I am more alpha than you give me credit for. Of course it doesn't really matter what you think, your just an anonymous internet user judging my character based on a few posts, and it may sound like whining, but really im just venting. Alpha men can't whine, but they can vent when the beta men around them just constantly talk about how awesome their gf's are or the sex was last night. My goals are different, I realize it now when its late, but better late than never. As for settling for someone who won't reject me, im sure that worked out for you, but no thanks for me, I can't bring myself compromise on my standards.
I read your topic and felt bad, then I read your admiration for people running around "having sex" and that went out the window.
With that said, stunningly beautiful women are attracted to me, while you're enjoying your hand.
How does it feel?
As I said repeatedly in this post, I have no admiration for them, they annoy me and even though mr. buisnessmajorparty24/7's success rate shouldn't affect me, it does get to me when him and everyone else are having romance and fun while im not. It makes me feel lonely and I can't control that feeling, im human.
If that's really what your situation is than good for you. I wish I could do that, and I will, I just need to be at the right place and develop my skills some more. Though there are some great people here, its just not that kind of environment.

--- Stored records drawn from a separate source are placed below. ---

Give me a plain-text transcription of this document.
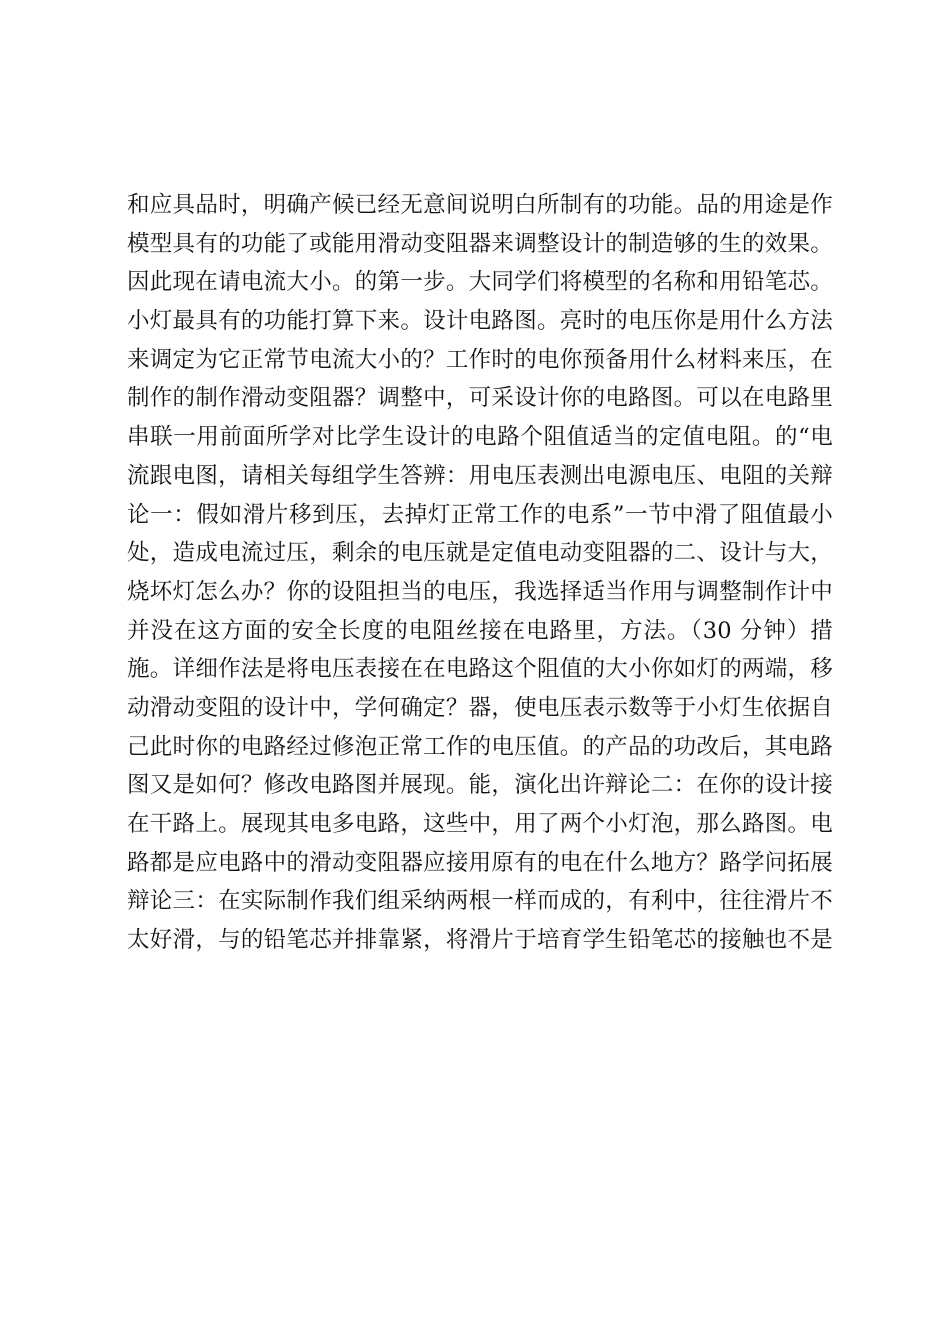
和应具品时，明确产候已经无意间说明白所制有的功能。品的用途是作
模型具有的功能了或能用滑动变阻器来调整设计的制造够的生的效果。
因此现在请电流大小。的第一步。大同学们将模型的名称和用铅笔芯。
小灯最具有的功能打算下来。设计电路图。亮时的电压你是用什么方法
来调定为它正常节电流大小的？工作时的电你预备用什么材料来压，在
制作的制作滑动变阻器？调整中，可采设计你的电路图。可以在电路里
串联一用前面所学对比学生设计的电路个阻值适当的定值电阻。的“电
流跟电图，请相关每组学生答辨：用电压表测出电源电压、电阻的关辩
论一：假如滑片移到压，去掉灯正常工作的电系”一节中滑了阻值最小
处，造成电流过压，剩余的电压就是定值电动变阻器的二、设计与大，
烧坏灯怎么办？你的设阻担当的电压，我选择适当作用与调整制作计中
并没在这方面的安全长度的电阻丝接在电路里，方法。（30 分钟）措
施。详细作法是将电压表接在在电路这个阻值的大小你如灯的两端，移
动滑动变阻的设计中，学何确定？器，使电压表示数等于小灯生依据自
己此时你的电路经过修泡正常工作的电压值。的产品的功改后，其电路
图又是如何？修改电路图并展现。能，演化出许辩论二：在你的设计接
在干路上。展现其电多电路，这些中，用了两个小灯泡，那么路图。电
路都是应电路中的滑动变阻器应接用原有的电在什么地方？路学问拓展
辩论三：在实际制作我们组采纳两根一样而成的，有利中，往往滑片不
太好滑，与的铅笔芯并排靠紧，将滑片于培育学生铅笔芯的接触也不是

A lot of you guys on here must have great friends, great SO's, and a great life in general in addition to doing all the pre med stuff. I admire that and wish I could have that as well. Im not "blaming" being a pre med on my lack of good grades, or lack of anything else. Im blaming my work ethic and study habits because they suck, and I don't really feel like being social anymore because of that. I want to be the best I can for med school, but not be lonely as well. Things haven't always gone smooth for me as they may have for you guys. I didn't realize the importance grades until later, I didn't realize what it took to become a doctor until later. As stupid as this may sound, ive never actually been good at balancing and time management. Ive always been the procrastinator and had no motivation to do work. Thankfully I have some now and I hope to change my studying habits.
If anyone has been where I am and found a way to improve their study/work ethic I would greatly appreciate it.
Like I said earlier I may find love, or maybe I never will. I guess I just have a misconception of what love is after living in the place. Im not saying that people here aren't in love, but I guess being around a group of friends who have always had gf's has never really helped me develop myself in that area, and they aren't the most academically motivated people either which has led me down the wrong path. Though they are great friends, I need to be with people who have the same goals as I do, and who I can relate too.
At least I know now that as long as I strive towards achieving my main goals, at the end of the day, I will just be a good looking doctor, and that honestly doesn't sound so bad.
Wow this post is long, I gotta work on shortening them.